Given the vector field $\vec A ( \vec r ) = \begin {pmatrix} 3x \\ -z \\ 2y \end {pmatrix}$, I have to prove that the vector field's curl in cartesian coordinates is the same as in spherical coordinates.
In cartesian coordinates:
$\nabla \times \vec A(\vec r) = \begin {pmatrix} 3 \\ 0 \\ 0 \end {pmatrix}$
In spherical coordinates:
$ \begin {pmatrix} \partial /\partial_r \\ \frac1r \partial / \partial_\theta \\ \frac{1}{r \sin \theta} \partial/\partial_\phi \end{pmatrix} \times \begin {pmatrix} 3r \sin\theta \cos \phi \\ -r \cos \theta \\ 2r \sin \theta \sin \phi\end{pmatrix} = \begin {pmatrix} 2 \cos \theta \sin \phi \\ -3 \sin \phi – 2 \sin \phi \sin \theta \\ -\cos \theta – 3 \cos\theta\cos\phi\end{pmatrix} $
But if I use Wikipedia's formula for curl, I receive $\begin {pmatrix} 4\sin\phi\cos\theta \\ -3\sin\phi -4\sin\theta\sin\phi \\ -2\cos\theta -3 \cos\theta\cos\phi\end {pmatrix}$
Now I got 2 questions about that:
First, where is my mistake?
Second, if I transform it back with $\phi = \arctan (\frac yx) $, I get $\phi = 0$ and thus $x=0$, which is wrong for both. Where am I wrong?
Best Answer
First, writing the vectors in component form (as column vectors) has made it less obvious that you need to use the product rule here.

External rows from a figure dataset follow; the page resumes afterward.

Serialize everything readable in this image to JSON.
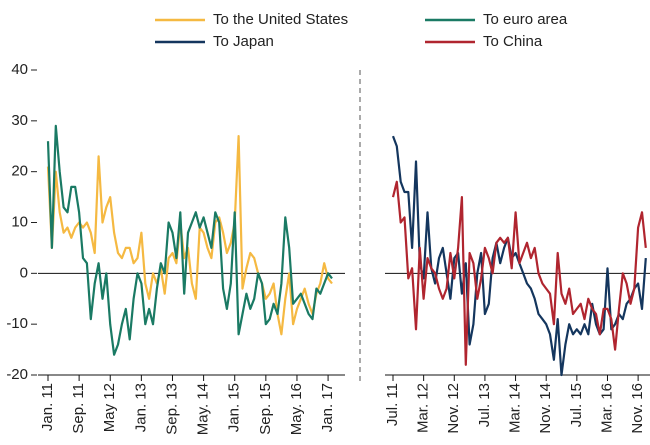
{
  "chart_data": [
    {
      "type": "line",
      "categories": [
        "Jan. 11",
        null,
        null,
        null,
        null,
        null,
        null,
        null,
        "Sep. 11",
        null,
        null,
        null,
        null,
        null,
        null,
        null,
        "May 12",
        null,
        null,
        null,
        null,
        null,
        null,
        null,
        "Jan. 13",
        null,
        null,
        null,
        null,
        null,
        null,
        null,
        "Sep. 13",
        null,
        null,
        null,
        null,
        null,
        null,
        null,
        "May. 14",
        null,
        null,
        null,
        null,
        null,
        null,
        null,
        "Jan. 15",
        null,
        null,
        null,
        null,
        null,
        null,
        null,
        "Sep. 15",
        null,
        null,
        null,
        null,
        null,
        null,
        null,
        "May. 16",
        null,
        null,
        null,
        null,
        null,
        null,
        null,
        "Jan. 17",
        null
      ],
      "series": [
        {
          "name": "To the United States",
          "color": "#f5b942",
          "values": [
            21,
            5,
            20,
            12,
            8,
            9,
            7,
            9,
            10,
            9,
            10,
            8,
            4,
            23,
            10,
            13,
            15,
            8,
            4,
            3,
            5,
            5,
            2,
            3,
            8,
            -2,
            -5,
            0,
            -2,
            1,
            -4,
            3,
            4,
            2,
            10,
            3,
            5,
            -2,
            -5,
            9,
            8,
            5,
            3,
            10,
            11,
            8,
            4,
            6,
            10,
            27,
            -3,
            1,
            4,
            3,
            0,
            -2,
            -5,
            -4,
            -2,
            -8,
            -12,
            -5,
            0,
            -10,
            -7,
            -5,
            -3,
            -6,
            -8,
            -4,
            -2,
            2,
            -1,
            -2
          ]
        },
        {
          "name": "To euro area",
          "color": "#1a7a64",
          "values": [
            26,
            5,
            29,
            20,
            13,
            12,
            17,
            17,
            12,
            3,
            2,
            -9,
            -2,
            2,
            -5,
            0,
            -10,
            -16,
            -14,
            -10,
            -7,
            -13,
            -5,
            0,
            -2,
            -10,
            -7,
            -10,
            -3,
            2,
            0,
            10,
            8,
            3,
            12,
            -4,
            8,
            10,
            12,
            9,
            11,
            8,
            5,
            12,
            10,
            -3,
            -7,
            -2,
            12,
            -12,
            -8,
            -4,
            -7,
            -5,
            0,
            -2,
            -10,
            -9,
            -6,
            -8,
            -2,
            11,
            5,
            -6,
            -5,
            -4,
            -6,
            -8,
            -9,
            -3,
            -4,
            -2,
            0,
            -1
          ]
        }
      ],
      "ylim": [
        -20,
        40
      ],
      "yticks": [
        -20,
        -10,
        0,
        10,
        20,
        30,
        40
      ]
    },
    {
      "type": "line",
      "categories": [
        "Jul. 11",
        null,
        null,
        null,
        null,
        null,
        null,
        null,
        "Mar. 12",
        null,
        null,
        null,
        null,
        null,
        null,
        null,
        "Nov. 12",
        null,
        null,
        null,
        null,
        null,
        null,
        null,
        "Jul. 13",
        null,
        null,
        null,
        null,
        null,
        null,
        null,
        "Mar. 14",
        null,
        null,
        null,
        null,
        null,
        null,
        null,
        "Nov. 14",
        null,
        null,
        null,
        null,
        null,
        null,
        null,
        "Jul. 15",
        null,
        null,
        null,
        null,
        null,
        null,
        null,
        "Mar. 16",
        null,
        null,
        null,
        null,
        null,
        null,
        null,
        "Nov. 16",
        null,
        null
      ],
      "series": [
        {
          "name": "To Japan",
          "color": "#14365e",
          "values": [
            27,
            25,
            18,
            16,
            16,
            5,
            22,
            2,
            -1,
            12,
            1,
            -2,
            3,
            5,
            0,
            -5,
            3,
            4,
            -4,
            2,
            -14,
            -10,
            0,
            4,
            -8,
            -6,
            3,
            6,
            2,
            5,
            7,
            3,
            4,
            2,
            0,
            -2,
            -3,
            -5,
            -8,
            -9,
            -10,
            -12,
            -17,
            -9,
            -20,
            -14,
            -10,
            -12,
            -11,
            -12,
            -10,
            -12,
            -6,
            -10,
            -12,
            -11,
            1,
            -11,
            -10,
            -8,
            -9,
            -6,
            -5,
            -3,
            -2,
            -7,
            3
          ]
        },
        {
          "name": "To China",
          "color": "#b0252f",
          "values": [
            15,
            18,
            10,
            11,
            -1,
            1,
            -11,
            5,
            -5,
            3,
            1,
            0,
            -3,
            -5,
            -3,
            4,
            -1,
            5,
            15,
            -18,
            4,
            2,
            -5,
            -1,
            5,
            3,
            0,
            6,
            7,
            6,
            7,
            1,
            12,
            2,
            4,
            6,
            3,
            5,
            0,
            -2,
            -3,
            -4,
            -10,
            4,
            -4,
            -6,
            -3,
            -8,
            -7,
            -6,
            -9,
            -5,
            -7,
            -8,
            -12,
            -7,
            -7,
            -9,
            -15,
            -7,
            0,
            -2,
            -6,
            -3,
            9,
            12,
            5
          ]
        }
      ],
      "ylim": [
        -20,
        40
      ]
    }
  ]
}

Let $\hat x, \hat y, \hat z$ be the usual Cartesian basis. The curl takes the form
$$\nabla \times A = (\nabla A^x) \times \hat x + A_x \nabla \times \hat x + \ldots$$
But since $\hat x$ is constant, $\nabla \times \hat x$ is zero. Hence, the formula for curl in Cartesian can be written
$$\nabla \times A = (\nabla A^x) \times \hat x + (\nabla A^y) \times \hat y + (\nabla A^z) \times \hat z$$
Once you do the cross products, you get $(\partial_y A^z - \partial_z A^y) \hat x$ and so on, as you usually would expect.
In spherical, however, the basis vectors depend on position. $\nabla \times \hat \theta$ isn't zero, for instance. That's where the terms in Wikipeida's form come from.
Second, when you converted $3x \hat x - z \hat y + 2 y \hat z$, you converted $x, y, z$ to spherical coordinates, but you didn't convert the basis. It's quite clear that you wrote
$$ 3x \hat x - z \hat y + 2 y \hat z = 3 r \sin \theta \cos \phi \hat x - r \cos \theta \hat y + 2r \sin \theta \sin \phi \hat z$$
You need to write this in terms of the spherical basis vectors in order to apply the formula for curl in spherical properly.
In summary, remember that curl in a general coordinate system is not as simple as it looks in Cartesian. You can always derive the correct formula for a given coordinate basis by using the product rule. If $\alpha$ is a scalar field and $F$ a vector field, then
$$\nabla \times (\alpha F)= (\nabla \alpha) \times F + \alpha \nabla \times F$$
make $\alpha$ the components and $F$ the basis vectors to derive the correct curl formula for your coordinate system.
Second, make sure you write all vectors and vector operators in the same basis.